Während der Wallach die Leckerei vernaschte, lehnte Cox an der Boxentür und ließ seine Gedanken schweifen. Auf der Farm seiner Eltern war genug Platz für ein Pferd, aber es handelte sich nun mal um Herdentiere. Es müsste also mindestens ein zweites her.

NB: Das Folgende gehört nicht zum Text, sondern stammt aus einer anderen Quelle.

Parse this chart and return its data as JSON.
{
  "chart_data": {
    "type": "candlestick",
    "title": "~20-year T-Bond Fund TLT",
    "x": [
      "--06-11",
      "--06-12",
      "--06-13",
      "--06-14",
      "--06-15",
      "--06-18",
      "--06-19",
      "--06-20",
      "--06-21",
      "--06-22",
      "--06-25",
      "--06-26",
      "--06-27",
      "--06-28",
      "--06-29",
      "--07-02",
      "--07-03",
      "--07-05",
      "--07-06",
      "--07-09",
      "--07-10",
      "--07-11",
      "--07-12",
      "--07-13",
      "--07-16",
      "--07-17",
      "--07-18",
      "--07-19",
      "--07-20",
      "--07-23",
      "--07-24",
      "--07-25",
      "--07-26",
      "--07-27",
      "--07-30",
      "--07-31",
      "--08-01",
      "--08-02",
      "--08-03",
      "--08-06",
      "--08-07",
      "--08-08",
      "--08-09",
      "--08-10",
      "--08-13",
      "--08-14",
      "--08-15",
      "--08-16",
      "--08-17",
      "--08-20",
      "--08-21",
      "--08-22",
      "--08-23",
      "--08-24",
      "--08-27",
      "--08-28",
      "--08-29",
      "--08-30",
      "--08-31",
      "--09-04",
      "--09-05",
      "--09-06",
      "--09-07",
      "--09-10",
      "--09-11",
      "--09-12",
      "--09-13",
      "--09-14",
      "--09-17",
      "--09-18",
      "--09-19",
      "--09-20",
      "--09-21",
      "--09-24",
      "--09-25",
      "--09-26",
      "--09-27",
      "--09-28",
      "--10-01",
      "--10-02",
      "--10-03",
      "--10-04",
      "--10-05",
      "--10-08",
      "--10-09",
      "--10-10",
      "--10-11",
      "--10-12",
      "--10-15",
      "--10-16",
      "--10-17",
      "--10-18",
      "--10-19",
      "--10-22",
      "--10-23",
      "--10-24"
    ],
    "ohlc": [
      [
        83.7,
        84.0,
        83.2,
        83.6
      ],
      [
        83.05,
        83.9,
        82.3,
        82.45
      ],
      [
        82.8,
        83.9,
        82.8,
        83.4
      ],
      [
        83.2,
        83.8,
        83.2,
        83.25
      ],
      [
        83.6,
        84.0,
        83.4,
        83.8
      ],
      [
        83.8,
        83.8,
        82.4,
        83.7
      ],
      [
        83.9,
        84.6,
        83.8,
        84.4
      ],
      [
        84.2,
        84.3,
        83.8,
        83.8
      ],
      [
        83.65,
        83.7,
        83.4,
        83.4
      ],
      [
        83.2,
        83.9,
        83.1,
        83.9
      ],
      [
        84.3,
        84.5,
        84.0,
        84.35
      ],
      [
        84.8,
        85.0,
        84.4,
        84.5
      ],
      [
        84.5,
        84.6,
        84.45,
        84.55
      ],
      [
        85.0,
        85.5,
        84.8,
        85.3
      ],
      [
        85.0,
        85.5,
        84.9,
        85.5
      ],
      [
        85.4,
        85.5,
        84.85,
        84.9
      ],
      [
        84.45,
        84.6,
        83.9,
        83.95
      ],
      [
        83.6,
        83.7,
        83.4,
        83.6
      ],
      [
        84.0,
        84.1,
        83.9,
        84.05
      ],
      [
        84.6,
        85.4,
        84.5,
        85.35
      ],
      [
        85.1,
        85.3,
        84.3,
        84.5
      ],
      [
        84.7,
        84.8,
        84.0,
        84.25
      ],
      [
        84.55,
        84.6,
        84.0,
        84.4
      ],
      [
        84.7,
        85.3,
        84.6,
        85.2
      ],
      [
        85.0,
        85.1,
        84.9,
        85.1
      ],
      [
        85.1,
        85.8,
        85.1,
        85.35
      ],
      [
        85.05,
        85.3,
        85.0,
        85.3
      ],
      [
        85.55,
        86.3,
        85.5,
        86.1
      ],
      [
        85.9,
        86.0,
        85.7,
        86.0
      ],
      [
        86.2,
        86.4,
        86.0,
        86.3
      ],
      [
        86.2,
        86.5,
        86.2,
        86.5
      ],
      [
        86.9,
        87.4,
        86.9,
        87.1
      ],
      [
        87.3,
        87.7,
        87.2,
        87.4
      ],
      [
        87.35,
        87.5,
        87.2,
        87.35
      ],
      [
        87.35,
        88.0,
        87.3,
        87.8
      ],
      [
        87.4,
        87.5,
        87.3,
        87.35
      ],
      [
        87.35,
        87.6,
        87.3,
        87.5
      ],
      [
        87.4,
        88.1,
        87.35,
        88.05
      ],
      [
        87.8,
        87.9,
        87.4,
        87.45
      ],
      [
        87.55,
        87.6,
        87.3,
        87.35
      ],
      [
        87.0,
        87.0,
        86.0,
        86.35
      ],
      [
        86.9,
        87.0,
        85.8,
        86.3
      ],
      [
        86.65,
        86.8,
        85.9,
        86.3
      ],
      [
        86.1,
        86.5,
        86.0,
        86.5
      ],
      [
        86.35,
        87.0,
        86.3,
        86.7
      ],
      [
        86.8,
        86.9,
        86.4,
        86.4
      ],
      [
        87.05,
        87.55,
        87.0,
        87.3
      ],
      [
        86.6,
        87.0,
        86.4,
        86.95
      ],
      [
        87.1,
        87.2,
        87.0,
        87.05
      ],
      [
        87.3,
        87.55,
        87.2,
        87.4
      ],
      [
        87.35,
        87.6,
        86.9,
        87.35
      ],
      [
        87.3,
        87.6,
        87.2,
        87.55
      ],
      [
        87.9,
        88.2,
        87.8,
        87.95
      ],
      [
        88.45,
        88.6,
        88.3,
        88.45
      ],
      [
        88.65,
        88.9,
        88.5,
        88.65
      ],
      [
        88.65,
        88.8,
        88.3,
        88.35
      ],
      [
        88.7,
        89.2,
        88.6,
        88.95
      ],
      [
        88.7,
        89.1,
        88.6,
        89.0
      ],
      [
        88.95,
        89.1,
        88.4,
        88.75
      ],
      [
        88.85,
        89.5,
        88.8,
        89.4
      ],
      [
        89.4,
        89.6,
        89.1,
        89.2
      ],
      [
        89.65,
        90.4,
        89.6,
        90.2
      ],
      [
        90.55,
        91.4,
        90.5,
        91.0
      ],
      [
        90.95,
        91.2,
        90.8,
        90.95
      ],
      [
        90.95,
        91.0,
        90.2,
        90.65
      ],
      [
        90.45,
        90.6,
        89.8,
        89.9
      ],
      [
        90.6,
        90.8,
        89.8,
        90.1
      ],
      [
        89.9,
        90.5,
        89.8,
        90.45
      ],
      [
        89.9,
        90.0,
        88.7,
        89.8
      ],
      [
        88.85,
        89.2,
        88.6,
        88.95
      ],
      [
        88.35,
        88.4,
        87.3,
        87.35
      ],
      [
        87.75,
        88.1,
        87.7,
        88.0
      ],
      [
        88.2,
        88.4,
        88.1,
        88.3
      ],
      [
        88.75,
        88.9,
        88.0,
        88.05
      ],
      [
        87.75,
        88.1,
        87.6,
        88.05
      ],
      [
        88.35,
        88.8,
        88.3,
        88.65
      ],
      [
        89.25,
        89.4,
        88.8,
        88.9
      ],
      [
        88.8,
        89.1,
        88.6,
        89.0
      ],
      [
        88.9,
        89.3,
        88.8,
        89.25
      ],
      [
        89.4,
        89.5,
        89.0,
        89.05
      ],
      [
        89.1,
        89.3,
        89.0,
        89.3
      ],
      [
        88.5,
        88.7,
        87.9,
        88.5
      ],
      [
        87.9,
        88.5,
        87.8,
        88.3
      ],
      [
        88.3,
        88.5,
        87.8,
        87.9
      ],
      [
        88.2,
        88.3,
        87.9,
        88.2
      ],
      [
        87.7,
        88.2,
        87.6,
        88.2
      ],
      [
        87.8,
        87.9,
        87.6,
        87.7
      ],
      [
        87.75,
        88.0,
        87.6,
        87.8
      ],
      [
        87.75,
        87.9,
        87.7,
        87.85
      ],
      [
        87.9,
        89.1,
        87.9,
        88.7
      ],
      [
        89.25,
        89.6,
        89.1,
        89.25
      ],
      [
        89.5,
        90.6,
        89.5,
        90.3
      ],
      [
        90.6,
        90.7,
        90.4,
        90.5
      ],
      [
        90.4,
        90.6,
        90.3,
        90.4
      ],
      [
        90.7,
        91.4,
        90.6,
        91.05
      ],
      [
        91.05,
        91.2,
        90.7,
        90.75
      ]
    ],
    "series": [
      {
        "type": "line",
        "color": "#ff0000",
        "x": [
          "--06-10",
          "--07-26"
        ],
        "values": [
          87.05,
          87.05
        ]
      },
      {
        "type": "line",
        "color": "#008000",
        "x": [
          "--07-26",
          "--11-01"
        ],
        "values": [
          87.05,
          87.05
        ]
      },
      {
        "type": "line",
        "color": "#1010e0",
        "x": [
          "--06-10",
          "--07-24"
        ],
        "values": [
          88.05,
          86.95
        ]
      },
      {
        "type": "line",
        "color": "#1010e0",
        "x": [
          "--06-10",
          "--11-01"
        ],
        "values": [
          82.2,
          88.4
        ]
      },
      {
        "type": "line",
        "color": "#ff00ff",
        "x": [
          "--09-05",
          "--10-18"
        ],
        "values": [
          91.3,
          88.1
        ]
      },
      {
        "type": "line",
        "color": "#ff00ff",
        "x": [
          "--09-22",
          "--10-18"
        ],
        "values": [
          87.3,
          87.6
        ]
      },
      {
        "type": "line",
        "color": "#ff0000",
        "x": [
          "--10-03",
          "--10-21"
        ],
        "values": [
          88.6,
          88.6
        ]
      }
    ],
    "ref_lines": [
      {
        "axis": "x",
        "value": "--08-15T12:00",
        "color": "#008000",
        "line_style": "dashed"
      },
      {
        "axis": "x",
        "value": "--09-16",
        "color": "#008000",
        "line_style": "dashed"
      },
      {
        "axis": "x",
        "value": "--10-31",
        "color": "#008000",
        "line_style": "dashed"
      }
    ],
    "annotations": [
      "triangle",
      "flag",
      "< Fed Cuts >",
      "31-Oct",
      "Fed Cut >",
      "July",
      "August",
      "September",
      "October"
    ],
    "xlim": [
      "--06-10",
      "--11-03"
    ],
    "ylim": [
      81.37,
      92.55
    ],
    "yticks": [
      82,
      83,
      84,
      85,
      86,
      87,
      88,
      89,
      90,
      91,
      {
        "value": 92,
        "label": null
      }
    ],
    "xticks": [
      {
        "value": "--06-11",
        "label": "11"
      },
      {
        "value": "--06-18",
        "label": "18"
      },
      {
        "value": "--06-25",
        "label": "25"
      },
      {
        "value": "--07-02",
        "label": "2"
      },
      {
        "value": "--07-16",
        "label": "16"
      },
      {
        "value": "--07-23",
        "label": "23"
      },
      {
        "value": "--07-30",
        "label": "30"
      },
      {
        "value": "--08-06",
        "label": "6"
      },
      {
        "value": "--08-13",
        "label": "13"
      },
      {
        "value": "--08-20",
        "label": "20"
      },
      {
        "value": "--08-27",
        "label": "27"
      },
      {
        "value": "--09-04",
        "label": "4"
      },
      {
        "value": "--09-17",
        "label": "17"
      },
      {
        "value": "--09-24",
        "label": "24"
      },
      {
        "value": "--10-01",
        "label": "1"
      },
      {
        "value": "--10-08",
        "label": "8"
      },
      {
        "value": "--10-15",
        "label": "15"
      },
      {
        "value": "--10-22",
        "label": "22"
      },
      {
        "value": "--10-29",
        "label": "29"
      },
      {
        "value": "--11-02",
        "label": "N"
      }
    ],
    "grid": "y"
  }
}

Andere Möglichkeit: Den Wallach in einem Stall in der Nähe seines Elternhauses unterzustellen. Diese Lösung widerstrebte ihm. Er wollte Cranberry in seiner unmittelbaren Umgebung haben.
Inzwischen hatte das Pferd den Apfel verspeist und schnüffelte an ihm herum, wohl in der Hoffnung, einen weiteren aufzuspüren. Lächelnd schob er die Schnauze weg, kraulte Cranberry ein bisschen und verabschiedete sich anschließend.
Als er durchs Stalltor ins Freie trat, stolperte er fast über ein Huhn, das gackernd davonstob. Verwundert sah er hinterher. Normalerweise war das Federvieh hinter Maschendraht untergebracht. Vielleicht handelte es sich um ein lebensmüdes Exemplar, auf der dringenden Suche nach einem Fressfeind ausgebüxt.
Gemächlich ging er zurück zum Nebengebäude, wobei er Ford, der gerade mit einem der Pickups vor den Garagen hielt, zuwinkte. Über die Jahre waren Annegret, Ford, Matt und Amalie mitsamt Anhang so etwas wie seine Familie geworden. Auch deshalb hatte es arg geschmerzt, die Ranch verlassen zu müssen. Dennoch bereute er die Entscheidung nicht, mal abgesehen von der Tatsache, vom Regen in die Traufe gekommen zu sein.
Zurück in seiner Wohnung, machte er es sich auf der Couch bequem. Noch ein wenig in die Glotze gucken, bevor‘s ins Bett ging. Am nächsten Tag traf ein neuer Cowboy ein, den Hank ihm zur Einarbeitung zugeteilt hatte. Ein Kelch, der von Stammmitarbeiter zu Stammmitarbeiter weitergereicht wurde. Obwohl er nur für die Saison eingestellt war, gehörte er leider weiterhin zum erlauchten Kreis. Zu gern hätte er diese unliebsame Aufgabe abgetreten, doch diesbezüglich kannte Hank kein Pardon.
Am folgenden Morgen fand als erstes ein Großeinsatz statt, um das ausgeflogene Federvieh einzufangen. Irgendjemand hatte die Tür zum Hühnerstall offenstehen lassen, durch die nach und nach die halbe Belegschaft geflüchtet war. Cox vermutete, dass die Kinder Schuld daran trugen.
Marsha und Jannis waren in einem Alter, in dem man alles Mögliche vergaß. Glenn schimpfte manchmal, es wäre ein Wunder, dass die Kinder überhaupt noch ihre Namen wüssten. Eine glatte Übertreibung, doch als Vater verzweifelte man bestimmt an solcher Schusseligkeit. Da neigte man eben zu solchen Ungerechtigkeiten.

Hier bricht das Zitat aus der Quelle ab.